Financing your new car
If you decide to finance the purchase of your car, know that the financing offered by the dealer may not be the most convenient, even when the dealer contacts the lender on your behalf. Make direct contact with the loan entities. Compare the financing that the providers offer you with the financing that the dealer offers you. As loan offerings vary, do a search for the best terms, compare the Annual Percentage Rate (APR), and the length of the loan. When negotiating car financing, don’t just focus on the monthly installment amount. The total amount you will end up paying will depend on the price you manage to negotiate for the car, the APR rate, and the duration of the loan.
Sometimes dealerships offer a very low financing rate for some specific cars or models, but they may not want to negotiate the price of these vehicles.

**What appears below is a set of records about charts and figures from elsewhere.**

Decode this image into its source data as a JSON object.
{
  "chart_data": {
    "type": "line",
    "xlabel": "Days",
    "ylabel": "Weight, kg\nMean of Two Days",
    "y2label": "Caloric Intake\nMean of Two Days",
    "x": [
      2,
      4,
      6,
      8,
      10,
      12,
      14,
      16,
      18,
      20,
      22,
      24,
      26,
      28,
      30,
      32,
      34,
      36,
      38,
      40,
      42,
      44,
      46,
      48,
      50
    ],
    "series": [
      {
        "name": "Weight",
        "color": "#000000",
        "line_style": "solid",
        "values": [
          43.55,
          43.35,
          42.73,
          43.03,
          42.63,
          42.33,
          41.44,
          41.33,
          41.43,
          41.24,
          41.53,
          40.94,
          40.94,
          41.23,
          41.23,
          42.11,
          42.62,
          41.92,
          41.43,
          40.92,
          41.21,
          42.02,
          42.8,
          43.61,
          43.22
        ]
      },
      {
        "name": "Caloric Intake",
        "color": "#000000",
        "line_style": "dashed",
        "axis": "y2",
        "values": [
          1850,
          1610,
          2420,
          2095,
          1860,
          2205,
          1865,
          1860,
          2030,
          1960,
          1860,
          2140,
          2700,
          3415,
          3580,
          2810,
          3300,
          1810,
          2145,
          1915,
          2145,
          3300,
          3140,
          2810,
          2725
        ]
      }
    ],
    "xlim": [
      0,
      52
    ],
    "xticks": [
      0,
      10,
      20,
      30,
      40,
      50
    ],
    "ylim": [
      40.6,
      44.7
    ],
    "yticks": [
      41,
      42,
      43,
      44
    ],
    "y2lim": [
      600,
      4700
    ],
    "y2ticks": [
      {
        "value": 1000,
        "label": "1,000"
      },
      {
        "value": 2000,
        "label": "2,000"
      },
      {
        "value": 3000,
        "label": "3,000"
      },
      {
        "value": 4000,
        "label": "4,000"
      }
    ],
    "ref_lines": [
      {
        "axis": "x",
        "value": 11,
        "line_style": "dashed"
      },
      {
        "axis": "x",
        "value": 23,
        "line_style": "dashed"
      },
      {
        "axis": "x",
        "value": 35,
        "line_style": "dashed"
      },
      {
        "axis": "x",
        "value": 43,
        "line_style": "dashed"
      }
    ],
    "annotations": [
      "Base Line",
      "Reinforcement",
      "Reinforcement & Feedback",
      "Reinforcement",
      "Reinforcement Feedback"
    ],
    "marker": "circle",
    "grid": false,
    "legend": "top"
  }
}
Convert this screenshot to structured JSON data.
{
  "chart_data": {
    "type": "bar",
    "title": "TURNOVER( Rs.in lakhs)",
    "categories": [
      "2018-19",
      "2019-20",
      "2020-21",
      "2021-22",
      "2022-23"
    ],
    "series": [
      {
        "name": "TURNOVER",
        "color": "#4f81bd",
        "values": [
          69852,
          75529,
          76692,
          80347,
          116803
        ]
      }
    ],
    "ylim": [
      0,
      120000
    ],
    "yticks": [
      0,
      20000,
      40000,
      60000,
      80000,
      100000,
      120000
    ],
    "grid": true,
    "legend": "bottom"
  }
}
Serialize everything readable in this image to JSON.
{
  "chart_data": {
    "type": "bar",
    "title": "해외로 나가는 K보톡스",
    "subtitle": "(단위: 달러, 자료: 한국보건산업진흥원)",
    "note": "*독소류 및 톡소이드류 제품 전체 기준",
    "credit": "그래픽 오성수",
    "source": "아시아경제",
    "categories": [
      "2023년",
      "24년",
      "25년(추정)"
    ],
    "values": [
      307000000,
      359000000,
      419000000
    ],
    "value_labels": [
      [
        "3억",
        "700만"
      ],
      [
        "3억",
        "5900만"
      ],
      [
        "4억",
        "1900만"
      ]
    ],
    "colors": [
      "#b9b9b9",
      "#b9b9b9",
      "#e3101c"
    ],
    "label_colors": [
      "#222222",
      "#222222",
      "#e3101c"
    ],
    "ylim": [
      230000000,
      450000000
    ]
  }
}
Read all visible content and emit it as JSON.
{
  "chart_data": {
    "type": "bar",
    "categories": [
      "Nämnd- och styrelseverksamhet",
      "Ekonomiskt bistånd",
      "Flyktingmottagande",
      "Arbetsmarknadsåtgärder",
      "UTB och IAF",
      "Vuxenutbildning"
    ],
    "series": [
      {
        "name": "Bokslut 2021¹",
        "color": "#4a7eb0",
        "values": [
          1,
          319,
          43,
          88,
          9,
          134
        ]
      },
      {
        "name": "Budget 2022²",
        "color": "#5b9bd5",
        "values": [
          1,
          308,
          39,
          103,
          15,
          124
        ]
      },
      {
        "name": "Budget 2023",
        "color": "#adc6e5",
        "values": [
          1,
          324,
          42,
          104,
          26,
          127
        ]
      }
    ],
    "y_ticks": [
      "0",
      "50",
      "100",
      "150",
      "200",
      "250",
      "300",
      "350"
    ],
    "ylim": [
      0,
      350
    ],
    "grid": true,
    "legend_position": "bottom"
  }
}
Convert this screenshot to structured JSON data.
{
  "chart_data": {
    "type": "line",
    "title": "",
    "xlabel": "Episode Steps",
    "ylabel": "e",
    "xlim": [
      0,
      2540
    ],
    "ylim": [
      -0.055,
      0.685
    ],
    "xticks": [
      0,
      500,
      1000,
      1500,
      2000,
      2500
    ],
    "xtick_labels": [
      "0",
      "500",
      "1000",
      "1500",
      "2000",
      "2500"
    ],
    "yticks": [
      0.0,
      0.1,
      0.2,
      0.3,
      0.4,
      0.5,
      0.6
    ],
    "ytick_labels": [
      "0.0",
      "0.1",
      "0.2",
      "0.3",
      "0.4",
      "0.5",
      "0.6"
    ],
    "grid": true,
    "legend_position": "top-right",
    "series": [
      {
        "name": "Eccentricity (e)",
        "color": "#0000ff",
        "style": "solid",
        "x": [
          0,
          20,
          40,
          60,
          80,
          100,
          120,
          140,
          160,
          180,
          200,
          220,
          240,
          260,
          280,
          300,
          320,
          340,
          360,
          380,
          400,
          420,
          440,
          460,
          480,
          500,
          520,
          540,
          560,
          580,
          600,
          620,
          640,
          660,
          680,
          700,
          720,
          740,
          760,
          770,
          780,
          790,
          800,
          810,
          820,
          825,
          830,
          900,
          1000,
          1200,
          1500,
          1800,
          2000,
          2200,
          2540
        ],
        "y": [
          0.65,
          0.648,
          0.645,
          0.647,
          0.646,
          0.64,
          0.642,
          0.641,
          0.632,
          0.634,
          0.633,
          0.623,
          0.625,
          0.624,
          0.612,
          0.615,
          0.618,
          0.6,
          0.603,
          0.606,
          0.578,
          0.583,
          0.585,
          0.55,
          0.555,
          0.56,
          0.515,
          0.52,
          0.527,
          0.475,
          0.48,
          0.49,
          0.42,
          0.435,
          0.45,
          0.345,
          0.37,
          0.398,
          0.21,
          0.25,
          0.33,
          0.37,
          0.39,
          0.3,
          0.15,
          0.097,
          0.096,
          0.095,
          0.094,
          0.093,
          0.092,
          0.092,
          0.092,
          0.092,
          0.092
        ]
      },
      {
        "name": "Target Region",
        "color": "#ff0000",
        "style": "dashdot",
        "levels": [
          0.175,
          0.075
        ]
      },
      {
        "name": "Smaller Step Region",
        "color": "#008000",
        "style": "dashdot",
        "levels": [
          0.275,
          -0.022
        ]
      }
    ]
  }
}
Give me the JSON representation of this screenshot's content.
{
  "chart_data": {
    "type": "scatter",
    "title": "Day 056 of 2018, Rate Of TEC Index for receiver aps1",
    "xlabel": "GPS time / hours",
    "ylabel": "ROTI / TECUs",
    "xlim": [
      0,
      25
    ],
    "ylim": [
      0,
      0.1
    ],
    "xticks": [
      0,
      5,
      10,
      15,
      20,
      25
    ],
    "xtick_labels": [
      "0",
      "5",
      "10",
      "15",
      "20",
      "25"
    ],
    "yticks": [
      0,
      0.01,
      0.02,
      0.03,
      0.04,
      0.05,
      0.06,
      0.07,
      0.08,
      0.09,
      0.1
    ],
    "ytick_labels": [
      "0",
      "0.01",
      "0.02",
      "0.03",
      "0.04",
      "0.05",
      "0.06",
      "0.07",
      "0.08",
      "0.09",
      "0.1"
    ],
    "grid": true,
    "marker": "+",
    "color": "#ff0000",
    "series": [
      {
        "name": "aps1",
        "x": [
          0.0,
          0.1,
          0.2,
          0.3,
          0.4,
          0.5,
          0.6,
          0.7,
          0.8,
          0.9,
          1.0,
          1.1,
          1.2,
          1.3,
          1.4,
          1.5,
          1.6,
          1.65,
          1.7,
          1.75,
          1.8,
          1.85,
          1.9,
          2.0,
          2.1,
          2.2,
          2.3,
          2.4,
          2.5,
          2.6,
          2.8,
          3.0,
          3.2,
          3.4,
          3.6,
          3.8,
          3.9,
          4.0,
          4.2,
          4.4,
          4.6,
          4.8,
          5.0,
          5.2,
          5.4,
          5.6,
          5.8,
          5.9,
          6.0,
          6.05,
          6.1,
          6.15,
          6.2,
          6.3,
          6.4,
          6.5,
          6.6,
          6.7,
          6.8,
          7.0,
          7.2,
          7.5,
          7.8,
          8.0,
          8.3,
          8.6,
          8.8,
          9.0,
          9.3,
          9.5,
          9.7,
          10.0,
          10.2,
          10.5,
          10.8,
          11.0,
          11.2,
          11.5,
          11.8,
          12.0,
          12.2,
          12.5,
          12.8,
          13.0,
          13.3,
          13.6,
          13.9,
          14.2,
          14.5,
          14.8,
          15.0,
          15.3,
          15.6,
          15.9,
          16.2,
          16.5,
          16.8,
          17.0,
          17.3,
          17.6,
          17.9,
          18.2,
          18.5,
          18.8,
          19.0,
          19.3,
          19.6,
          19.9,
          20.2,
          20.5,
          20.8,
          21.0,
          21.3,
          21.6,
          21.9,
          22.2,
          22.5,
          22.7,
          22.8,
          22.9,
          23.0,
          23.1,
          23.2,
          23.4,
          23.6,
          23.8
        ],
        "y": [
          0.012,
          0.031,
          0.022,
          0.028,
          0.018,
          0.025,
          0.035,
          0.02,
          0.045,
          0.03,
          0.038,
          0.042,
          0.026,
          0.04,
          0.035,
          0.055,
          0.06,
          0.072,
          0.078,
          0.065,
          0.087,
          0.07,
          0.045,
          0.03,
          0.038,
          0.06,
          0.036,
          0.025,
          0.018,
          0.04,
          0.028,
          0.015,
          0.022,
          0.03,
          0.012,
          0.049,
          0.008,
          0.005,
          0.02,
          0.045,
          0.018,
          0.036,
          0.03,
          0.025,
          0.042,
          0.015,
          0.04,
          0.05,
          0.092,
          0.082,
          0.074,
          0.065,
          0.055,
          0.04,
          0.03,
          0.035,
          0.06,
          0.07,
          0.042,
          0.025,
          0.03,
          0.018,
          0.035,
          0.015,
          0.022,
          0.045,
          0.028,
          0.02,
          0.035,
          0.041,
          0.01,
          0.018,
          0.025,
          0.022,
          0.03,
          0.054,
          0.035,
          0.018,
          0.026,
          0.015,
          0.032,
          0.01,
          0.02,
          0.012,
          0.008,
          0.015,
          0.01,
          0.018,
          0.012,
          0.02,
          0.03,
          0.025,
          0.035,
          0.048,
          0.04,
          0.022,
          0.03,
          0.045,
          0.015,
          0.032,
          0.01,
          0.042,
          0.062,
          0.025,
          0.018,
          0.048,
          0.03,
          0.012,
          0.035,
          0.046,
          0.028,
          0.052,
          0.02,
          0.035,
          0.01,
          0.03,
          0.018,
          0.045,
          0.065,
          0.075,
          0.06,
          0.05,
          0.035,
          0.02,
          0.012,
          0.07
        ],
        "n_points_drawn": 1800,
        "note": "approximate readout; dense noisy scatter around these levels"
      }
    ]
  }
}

In order to get special interest rates, you may need a high down payment. Under these conditions, you may find that in some cases it may be more affordable for you to pay higher finance charges on a car that has a lower price, or to buy a car with a lower down payment.
Before signing a contract to buy or finance a car, consider the terms of the financing and assess whether it is within your budget. Before leaving the dealership driving your new car, be sure to take a copy of the contract signed by you and the dealership and check that all the blank boxes are checked.
Some dealers and auto loan entities may ask you to purchase credit insurance to pay off your loan in the event of death or disability. Before buying credit insurance, consider the cost and assess whether it is worth it. Review your insurance policies to avoid duplication of benefits. Federal law does not make credit insurance compulsory. If your dealer requires you to purchase credit insurance to finance your car, the amount of the insurance must be included in the cost of the credit. This means that this amount must be reflected in the annual percentage rate.